Department of Thoracic Oncology, National Cancer Center Hospital East, Kashiwa, Japan.
J Thorac Oncol. 2023 Nov;18(11):1538-1549. doi: 10.1016/j.jtho.2023.07.024. Epub 2023 Aug 4.
BRAF non-V600E mutations occur in 1% to 2% of NSCLCs. Because of their rarity, the clinical backgrounds and outcomes of cytotoxic chemotherapy or immunotherapy remain unclear, and no targeted therapies are approved for BRAF non-V600E-mutant NSCLC.
In this multi-institutional prospective lung cancer genomic screening project (LC-SCRUM-Asia), we evaluated the clinicogenomic characteristics and therapeutic outcomes of BRAF non-V600E-mutant NSCLC.

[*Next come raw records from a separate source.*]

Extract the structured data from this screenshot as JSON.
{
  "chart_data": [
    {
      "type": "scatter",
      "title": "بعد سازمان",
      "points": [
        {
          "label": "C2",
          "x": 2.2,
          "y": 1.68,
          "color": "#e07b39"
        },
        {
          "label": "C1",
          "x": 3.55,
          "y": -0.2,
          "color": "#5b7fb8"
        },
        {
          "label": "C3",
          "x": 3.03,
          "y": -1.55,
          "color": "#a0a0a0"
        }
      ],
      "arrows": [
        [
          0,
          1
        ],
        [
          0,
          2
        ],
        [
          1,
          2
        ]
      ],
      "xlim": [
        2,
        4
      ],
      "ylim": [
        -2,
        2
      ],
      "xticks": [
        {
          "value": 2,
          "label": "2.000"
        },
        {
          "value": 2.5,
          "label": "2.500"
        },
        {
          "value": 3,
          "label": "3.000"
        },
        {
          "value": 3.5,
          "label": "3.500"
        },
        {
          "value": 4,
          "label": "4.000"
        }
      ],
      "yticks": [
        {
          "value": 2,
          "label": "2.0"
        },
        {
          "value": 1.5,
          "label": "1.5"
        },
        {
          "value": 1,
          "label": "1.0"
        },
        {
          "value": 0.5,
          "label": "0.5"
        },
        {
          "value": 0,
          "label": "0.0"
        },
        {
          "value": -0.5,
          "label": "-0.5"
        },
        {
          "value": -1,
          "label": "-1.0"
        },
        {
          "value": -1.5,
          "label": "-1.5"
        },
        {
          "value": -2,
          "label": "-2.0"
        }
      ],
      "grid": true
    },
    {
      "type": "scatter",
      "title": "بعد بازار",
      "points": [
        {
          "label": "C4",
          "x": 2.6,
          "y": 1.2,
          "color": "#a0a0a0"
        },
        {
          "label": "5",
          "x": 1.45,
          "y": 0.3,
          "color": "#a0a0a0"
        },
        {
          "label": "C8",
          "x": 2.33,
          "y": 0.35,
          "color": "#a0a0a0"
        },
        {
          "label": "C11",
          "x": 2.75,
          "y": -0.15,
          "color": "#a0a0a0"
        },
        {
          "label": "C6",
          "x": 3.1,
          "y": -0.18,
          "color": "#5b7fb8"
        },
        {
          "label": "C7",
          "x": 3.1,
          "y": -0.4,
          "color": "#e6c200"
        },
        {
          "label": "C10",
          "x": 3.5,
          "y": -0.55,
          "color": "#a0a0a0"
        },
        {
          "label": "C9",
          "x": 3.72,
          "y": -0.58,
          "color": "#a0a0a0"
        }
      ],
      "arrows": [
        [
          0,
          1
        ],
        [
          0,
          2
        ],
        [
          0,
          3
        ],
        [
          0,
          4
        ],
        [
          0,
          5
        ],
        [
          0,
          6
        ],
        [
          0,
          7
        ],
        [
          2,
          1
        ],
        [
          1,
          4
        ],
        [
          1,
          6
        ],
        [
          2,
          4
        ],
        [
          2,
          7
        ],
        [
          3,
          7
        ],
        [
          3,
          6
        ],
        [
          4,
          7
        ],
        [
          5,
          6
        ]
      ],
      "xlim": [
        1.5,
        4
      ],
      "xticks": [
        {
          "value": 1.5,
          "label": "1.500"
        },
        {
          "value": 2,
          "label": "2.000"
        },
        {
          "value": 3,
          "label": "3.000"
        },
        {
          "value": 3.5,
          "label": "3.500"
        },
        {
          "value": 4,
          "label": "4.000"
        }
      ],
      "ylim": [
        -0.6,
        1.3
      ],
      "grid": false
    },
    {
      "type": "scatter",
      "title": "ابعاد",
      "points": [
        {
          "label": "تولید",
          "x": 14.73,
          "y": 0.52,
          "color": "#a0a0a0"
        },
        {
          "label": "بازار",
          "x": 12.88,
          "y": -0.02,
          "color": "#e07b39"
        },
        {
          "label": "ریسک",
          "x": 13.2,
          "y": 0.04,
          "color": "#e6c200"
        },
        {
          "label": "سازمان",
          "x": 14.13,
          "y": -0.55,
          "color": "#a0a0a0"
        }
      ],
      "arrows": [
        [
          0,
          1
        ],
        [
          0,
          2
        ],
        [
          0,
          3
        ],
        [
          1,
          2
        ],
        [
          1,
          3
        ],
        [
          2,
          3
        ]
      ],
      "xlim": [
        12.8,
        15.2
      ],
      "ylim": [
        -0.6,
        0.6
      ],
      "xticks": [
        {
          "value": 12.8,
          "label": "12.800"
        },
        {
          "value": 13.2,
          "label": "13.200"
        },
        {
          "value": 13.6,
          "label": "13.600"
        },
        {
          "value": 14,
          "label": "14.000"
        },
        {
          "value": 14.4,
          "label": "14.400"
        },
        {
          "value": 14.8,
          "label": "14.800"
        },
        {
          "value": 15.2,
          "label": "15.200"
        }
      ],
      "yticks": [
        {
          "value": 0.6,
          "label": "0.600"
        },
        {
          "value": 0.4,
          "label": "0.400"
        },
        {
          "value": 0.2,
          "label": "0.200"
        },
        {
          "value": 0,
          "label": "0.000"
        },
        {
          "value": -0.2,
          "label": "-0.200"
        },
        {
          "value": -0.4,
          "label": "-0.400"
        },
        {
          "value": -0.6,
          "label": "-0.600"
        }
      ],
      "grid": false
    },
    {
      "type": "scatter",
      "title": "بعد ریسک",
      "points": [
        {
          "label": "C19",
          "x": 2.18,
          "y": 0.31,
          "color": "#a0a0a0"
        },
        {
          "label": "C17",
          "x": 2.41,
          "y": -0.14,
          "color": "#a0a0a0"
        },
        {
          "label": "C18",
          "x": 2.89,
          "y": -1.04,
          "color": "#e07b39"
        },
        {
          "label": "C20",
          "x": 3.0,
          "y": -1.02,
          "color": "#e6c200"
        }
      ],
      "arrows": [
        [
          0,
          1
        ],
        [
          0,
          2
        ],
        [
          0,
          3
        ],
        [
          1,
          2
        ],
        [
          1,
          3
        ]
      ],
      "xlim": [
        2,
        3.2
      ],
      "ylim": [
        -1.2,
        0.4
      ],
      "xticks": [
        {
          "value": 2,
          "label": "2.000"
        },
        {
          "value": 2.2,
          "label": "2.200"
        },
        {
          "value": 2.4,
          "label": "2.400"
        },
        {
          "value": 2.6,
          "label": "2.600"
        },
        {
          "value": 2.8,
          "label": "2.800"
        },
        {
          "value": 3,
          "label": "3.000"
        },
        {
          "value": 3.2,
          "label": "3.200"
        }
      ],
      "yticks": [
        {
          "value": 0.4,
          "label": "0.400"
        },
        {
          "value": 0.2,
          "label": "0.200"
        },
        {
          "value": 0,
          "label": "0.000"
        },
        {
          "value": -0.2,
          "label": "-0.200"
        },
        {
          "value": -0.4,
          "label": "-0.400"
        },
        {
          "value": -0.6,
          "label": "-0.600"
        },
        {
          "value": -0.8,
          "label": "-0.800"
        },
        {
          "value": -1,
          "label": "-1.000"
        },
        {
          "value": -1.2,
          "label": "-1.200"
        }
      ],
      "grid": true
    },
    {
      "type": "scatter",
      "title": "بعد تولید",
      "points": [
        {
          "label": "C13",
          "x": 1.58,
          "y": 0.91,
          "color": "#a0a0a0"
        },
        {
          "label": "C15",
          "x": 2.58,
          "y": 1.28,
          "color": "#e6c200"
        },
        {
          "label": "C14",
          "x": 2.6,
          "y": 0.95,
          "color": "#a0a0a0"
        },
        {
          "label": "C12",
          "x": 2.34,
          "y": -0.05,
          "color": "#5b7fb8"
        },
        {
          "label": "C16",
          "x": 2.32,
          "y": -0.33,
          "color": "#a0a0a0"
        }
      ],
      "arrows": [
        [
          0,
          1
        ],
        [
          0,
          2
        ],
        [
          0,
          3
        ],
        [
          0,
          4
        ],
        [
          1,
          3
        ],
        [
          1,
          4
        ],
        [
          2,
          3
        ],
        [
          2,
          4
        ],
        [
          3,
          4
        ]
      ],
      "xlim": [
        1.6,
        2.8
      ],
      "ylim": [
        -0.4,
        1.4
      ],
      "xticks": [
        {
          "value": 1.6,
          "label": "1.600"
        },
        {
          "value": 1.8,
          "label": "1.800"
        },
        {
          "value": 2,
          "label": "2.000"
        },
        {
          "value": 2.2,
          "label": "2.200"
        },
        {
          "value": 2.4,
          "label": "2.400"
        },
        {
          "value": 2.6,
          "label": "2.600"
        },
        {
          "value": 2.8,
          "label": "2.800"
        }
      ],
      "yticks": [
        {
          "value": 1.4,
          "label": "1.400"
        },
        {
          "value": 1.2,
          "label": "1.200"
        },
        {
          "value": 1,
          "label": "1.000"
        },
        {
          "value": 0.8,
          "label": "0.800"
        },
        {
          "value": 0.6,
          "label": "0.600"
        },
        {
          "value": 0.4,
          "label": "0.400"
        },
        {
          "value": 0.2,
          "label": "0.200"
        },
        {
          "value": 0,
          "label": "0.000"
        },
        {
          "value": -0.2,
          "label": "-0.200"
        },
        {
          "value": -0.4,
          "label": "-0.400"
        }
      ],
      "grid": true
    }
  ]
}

From March 2015 to November 2021, a total of 11,929 patients with NSCLC were enrolled. BRAF mutations were detected in 380 (3.5%), including the V600E (class I) in 119 (31%) and non-V600E in 261; the non-V600E were functionally classified into class II (122, 32%), class III (86, 23%), and non-classes I to III. Smokers and having concurrent RAS gene family or TP53 mutations were more frequently associated with class II or III than with class I. In patients with class III as compared with class I, the progression-free survival in response to platinum-containing chemotherapies (median, 5.3 versus 11.5 mo, p < 0.01) and the overall survival (median, 14.5 versus 34.8 mo, p < 0.02) were significantly shorter. Furthermore, class IIa mutations were significantly more frequent in our Asian cohort than in previously reported cohorts. The clinicogenomic features associated with class IIa were similar to those associated with class I, and one patient with NSCLC with K601E had a good response to dabrafenib plus trametinib.
Patients with NSCLCs with BRAF non-V600E, especially class III, were associated with poorer therapeutic outcomes than those with V600E. Furthermore, patients with NSCLC with class IIa had distinct clinicogenomic features, and further preclinical and clinical studies are needed to evaluate class IIa mutations as a therapeutic target.
BRAF 非 V600E 突变发生在 1%至 2%的 NSCLC 中。由于其罕见性,细胞毒性化疗或免疫治疗的临床背景和结果仍不清楚,也没有批准用于 BRAF 非 V600E 突变 NSCLC 的靶向治疗药物。
在这项多机构前瞻性肺癌基因组筛查项目(LC-SCRUM-Asia)中,我们评估了 BRAF 非 V600E 突变 NSCLC 的临床基因组特征和治疗结果。
从 2015 年 3 月至 2021 年 11 月,共纳入 11929 例 NSCLC 患者。共检测到 380 例 BRAF 突变(3.5%),其中 119 例(31%)为 V600E(I 类),261 例为非 V600E;非 V600E 功能分类为 II 类(122 例,32%)、III 类(86 例,23%)和非 I 至 III 类。与 I 类相比,吸烟者和同时存在 RAS 基因家族或 TP53 突变与 II 类或 III 类的相关性更高。与 I 类相比,III 类患者对含铂化疗的无进展生存期(中位,5.3 个月比 11.5 个月,p < 0.01)和总生存期(中位,14.5 个月比 34.8 个月,p < 0.02)明显更短。此外,与之前报道的队列相比,我们的亚洲队列中 IIa 突变的频率明显更高。与 I 类相关的 IIa 相关临床基因组特征与 I 类相关的特征相似,一名 NSCLC 伴 K601E 患者对 dabrafenib 加 trametinib 有良好反应。
与 V600E 相比,NSCLC 中 BRAF 非 V600E,尤其是 III 类,与较差的治疗结果相关。此外,IIa 类患者具有明显的临床基因组特征,需要进一步的临床前和临床研究来评估 IIa 类突变作为治疗靶点。